First Hawaii County Charter amendment moves to the ballot
Hawaii County voters will get an opportunity in the Nov. 4 General Election to decide whether the county clerk should serve a four-year term, even though council members are elected for just two years.
The ballot amendment passed 7-1 Wednesday by the County Council is a compromise from the original bill that would have had the clerk serve a six-year term and be removed only for cause.
“The bill as currently written, it is taking a leap of faith,” said the bill’s author, council Chairman J Yoshimoto, before the changes. “The reality of the situation is, that might be a little too idealistic.”
Currently, the clerk is appointed by the council chairman, with confirmation by the council majority. As council chairmen change every two years, that has left the clerk’s office with a new boss just as often.
“I feel the clerk works for all of us as a council,” said Kohala Councilwoman Margaret Wille, who crafted the compromise. “You’re here at the behest of the council as a whole.”

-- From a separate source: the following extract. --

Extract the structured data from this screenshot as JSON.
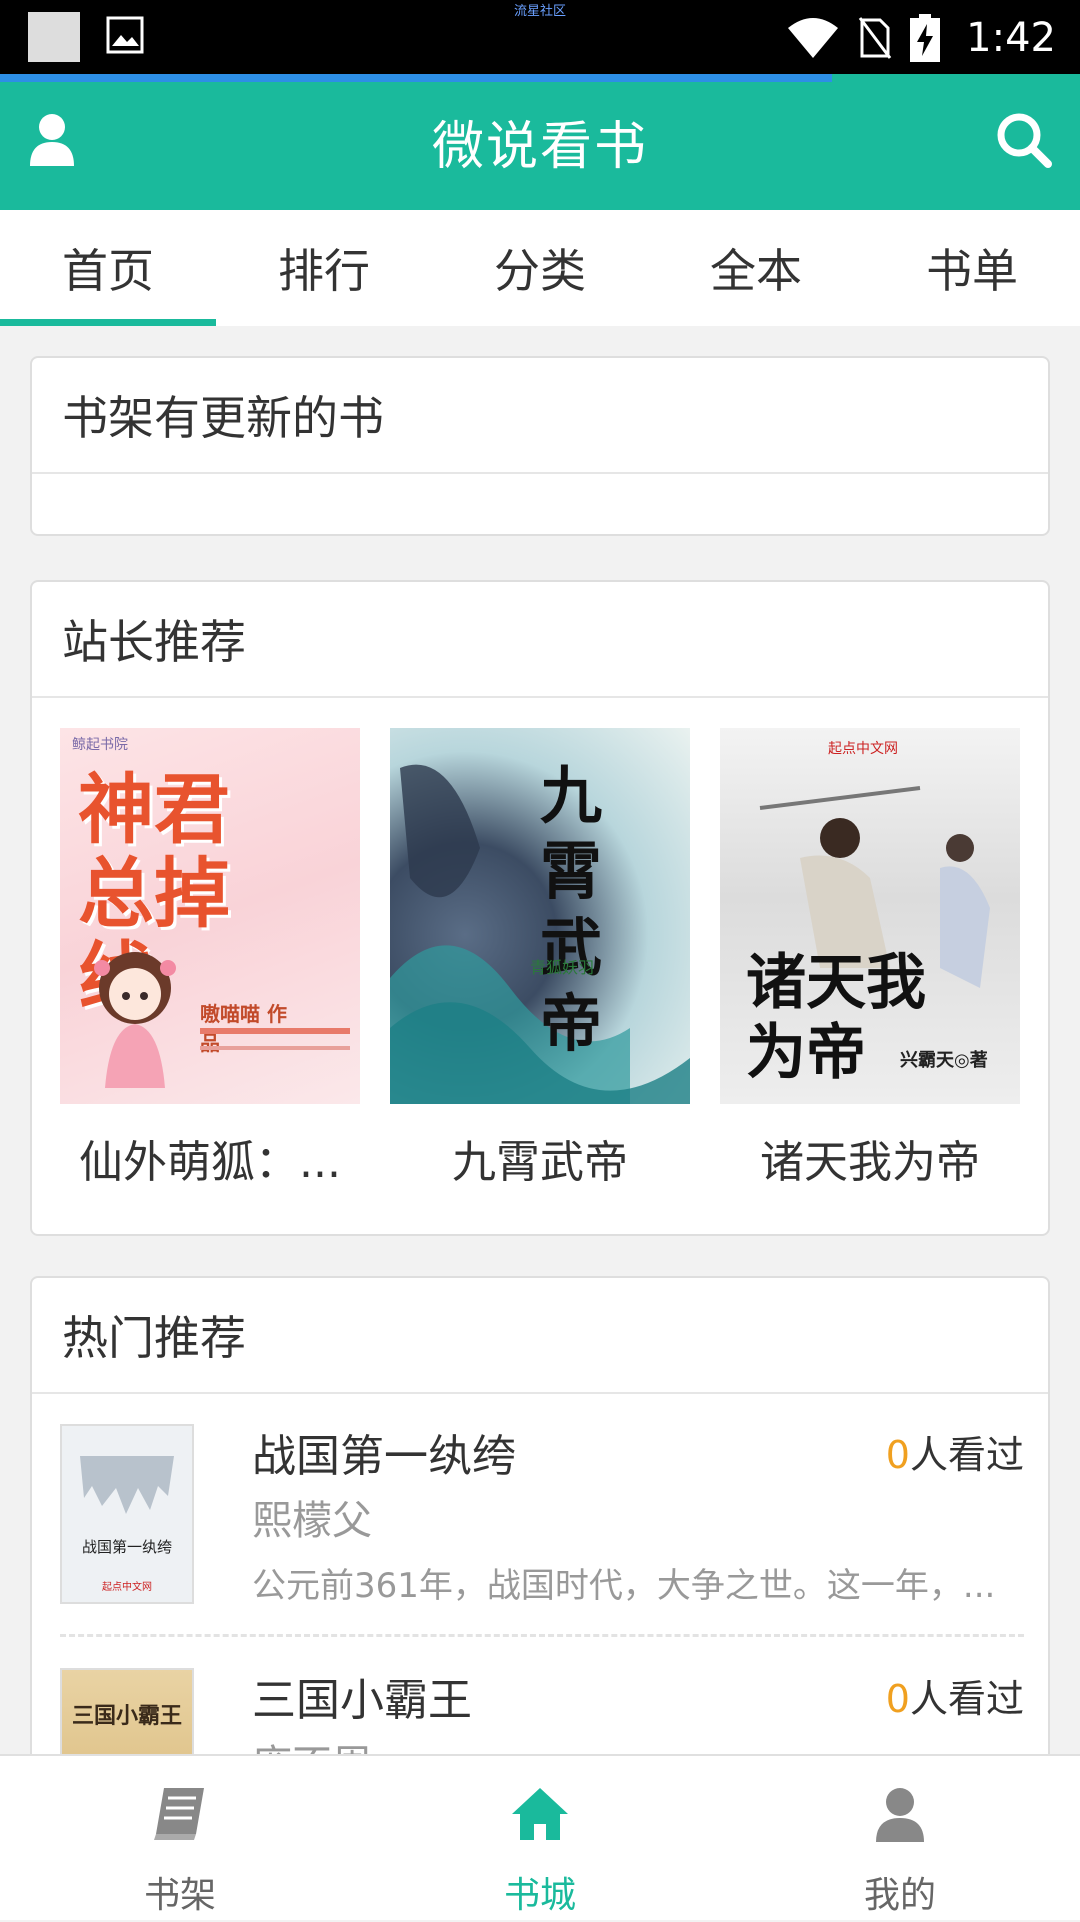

The clerk administers council meetings, oversees elections in the county and is the custodian of the county seal.
South Kona/Ka‘u Councilwoman Brenda Ford voted no, saying the bill has become so watered down that it doesn’t do anything. She pushed again for minimum qualifications for the clerk.

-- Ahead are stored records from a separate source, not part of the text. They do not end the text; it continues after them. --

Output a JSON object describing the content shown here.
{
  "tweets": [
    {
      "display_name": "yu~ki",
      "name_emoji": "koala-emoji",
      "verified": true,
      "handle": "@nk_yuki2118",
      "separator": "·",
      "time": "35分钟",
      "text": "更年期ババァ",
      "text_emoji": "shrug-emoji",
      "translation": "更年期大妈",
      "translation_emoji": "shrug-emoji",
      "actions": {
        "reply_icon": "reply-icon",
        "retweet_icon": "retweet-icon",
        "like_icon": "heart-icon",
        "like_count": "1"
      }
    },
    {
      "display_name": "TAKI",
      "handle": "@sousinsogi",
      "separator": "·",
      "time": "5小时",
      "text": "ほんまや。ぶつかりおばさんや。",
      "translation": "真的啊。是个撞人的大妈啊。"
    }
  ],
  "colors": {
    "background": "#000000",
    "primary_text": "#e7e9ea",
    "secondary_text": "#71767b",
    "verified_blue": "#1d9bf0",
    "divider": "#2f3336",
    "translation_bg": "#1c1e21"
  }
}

“Now you’ve got it back in the political realm again,” Ford said. “The majority on the council can shift very quickly.”
The purpose is to bring more stability to what is essentially a ministerial position, rather than have the clerk change every two years with the council chairman. The new term would start with the clerk appointed for 2014-16.
Ocean View resident Richard Abbett, a District 6 council candidate, said the county should go even further and make the clerk an elected position. Abbett has testified on the bill every time it has appeared on the agenda.

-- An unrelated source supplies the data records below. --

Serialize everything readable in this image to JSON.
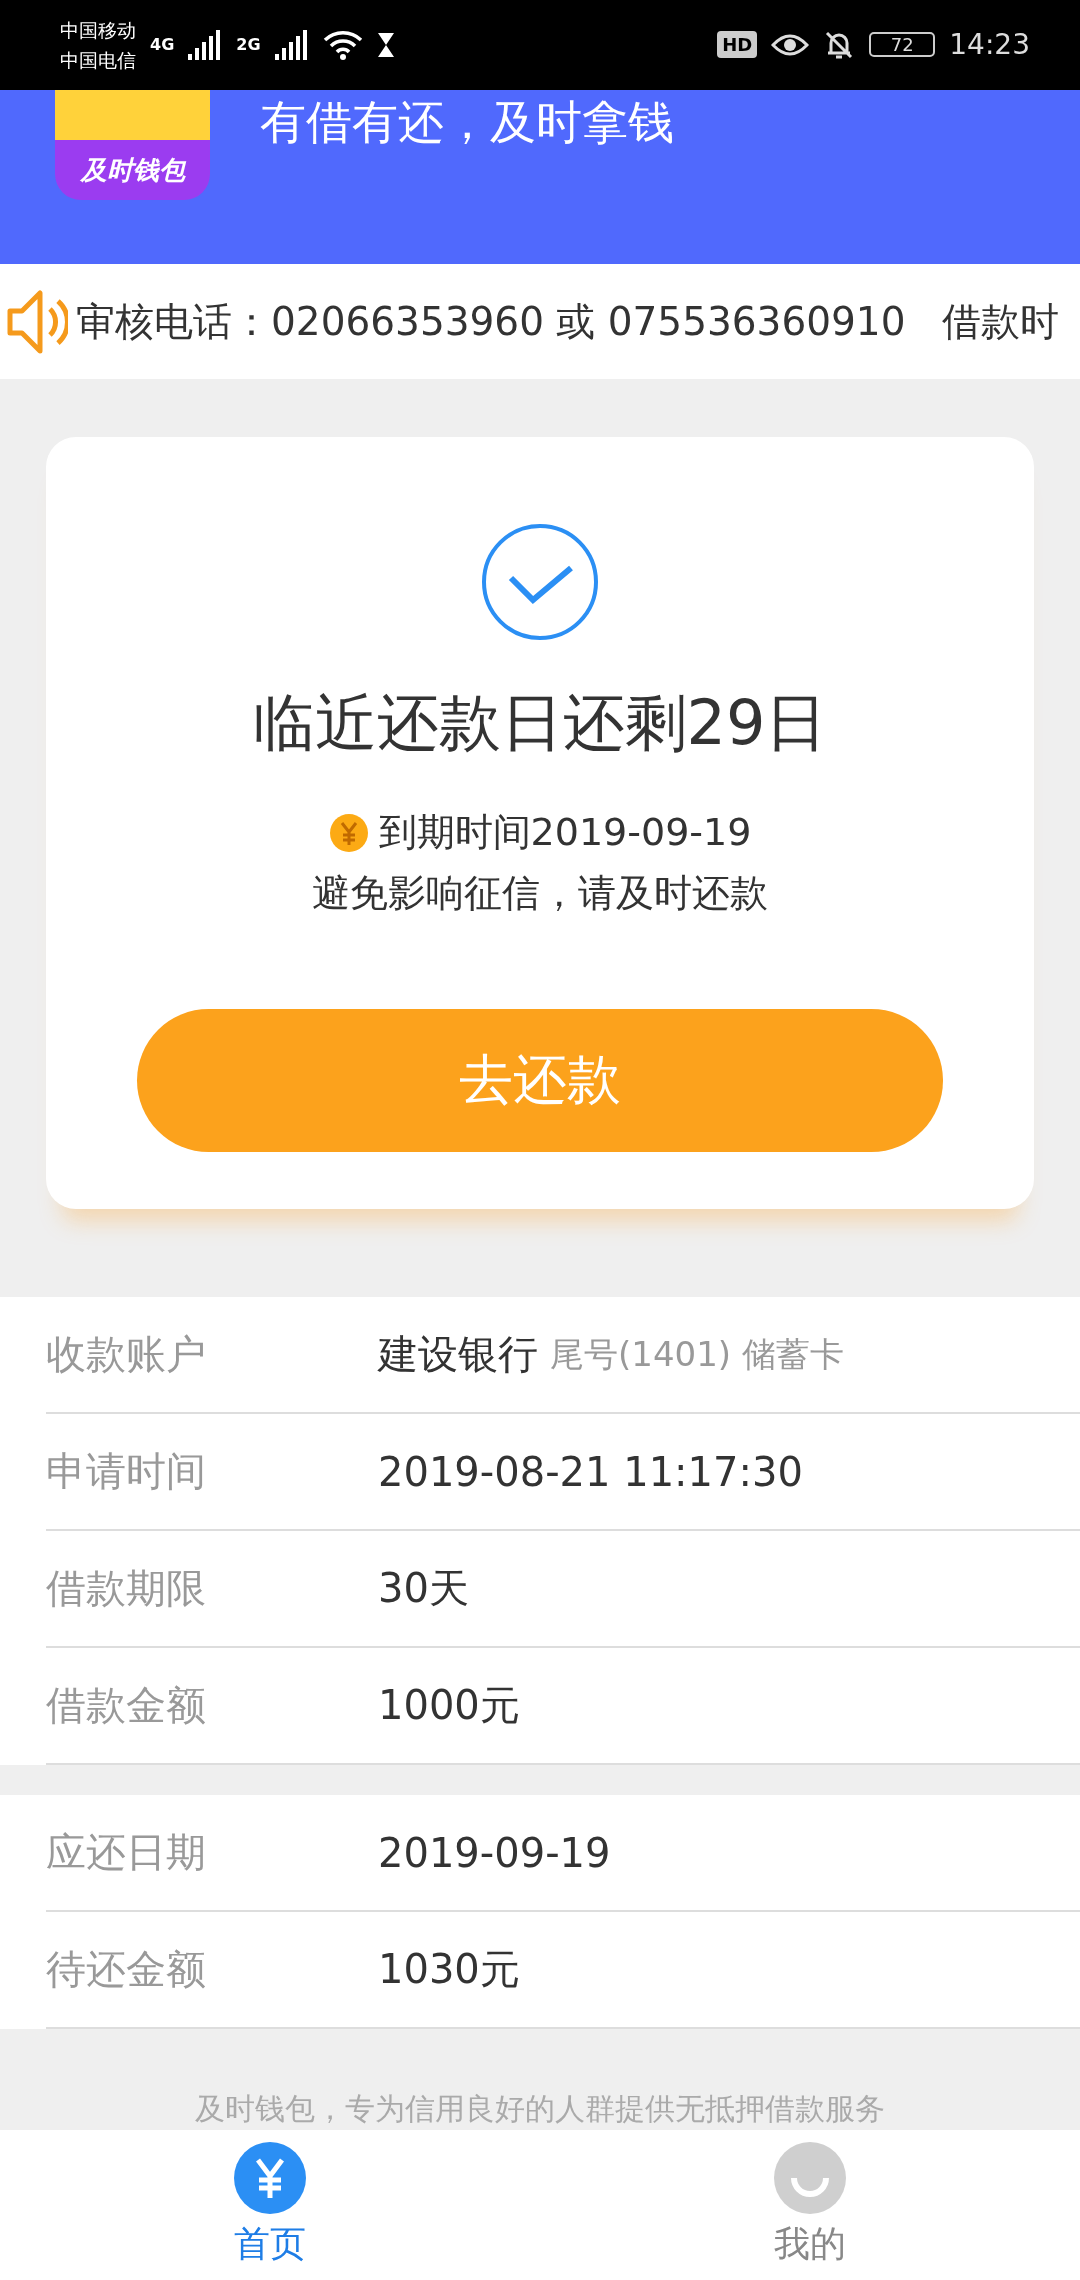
{
  "status_bar": {
    "carriers": [
      "中国移动",
      "中国电信"
    ],
    "networks": [
      "4G",
      "2G"
    ],
    "hd": "HD",
    "battery": "72",
    "time": "14:23"
  },
  "header": {
    "logo_text": "及时钱包",
    "slogan": "有借有还，及时拿钱"
  },
  "notice": {
    "items": [
      "审核电话：02066353960 或 075536360910",
      "借款时"
    ]
  },
  "repay_card": {
    "title": "临近还款日还剩29日",
    "due": "到期时间2019-09-19",
    "hint": "避免影响征信，请及时还款",
    "button": "去还款"
  },
  "loan_details": [
    {
      "label": "收款账户",
      "value": "建设银行",
      "note": "尾号(1401) 储蓄卡"
    },
    {
      "label": "申请时间",
      "value": "2019-08-21 11:17:30"
    },
    {
      "label": "借款期限",
      "value": "30天"
    },
    {
      "label": "借款金额",
      "value": "1000元"
    }
  ],
  "repay_details": [
    {
      "label": "应还日期",
      "value": "2019-09-19"
    },
    {
      "label": "待还金额",
      "value": "1030元"
    }
  ],
  "footer": "及时钱包，专为信用良好的人群提供无抵押借款服务",
  "tabs": [
    {
      "label": "首页",
      "kind": "yuan",
      "selected": true
    },
    {
      "label": "我的",
      "kind": "smile",
      "selected": false
    }
  ]
}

“Making this position an elected nonpartisan position of four years would optimize the public’s ability to hold accountable the office of county clerk in the absence of any prerequisite qualifications and/or experience,” Abbett said in testimony. “Studies have shown an elected clerk results in a greater number of voters registered, higher voter turnout and more accurate voter roll purges.”
Counties have until Aug. 21 to submit proposed charter amendments to the state Office of Elections to be placed on the ballot in the General Election.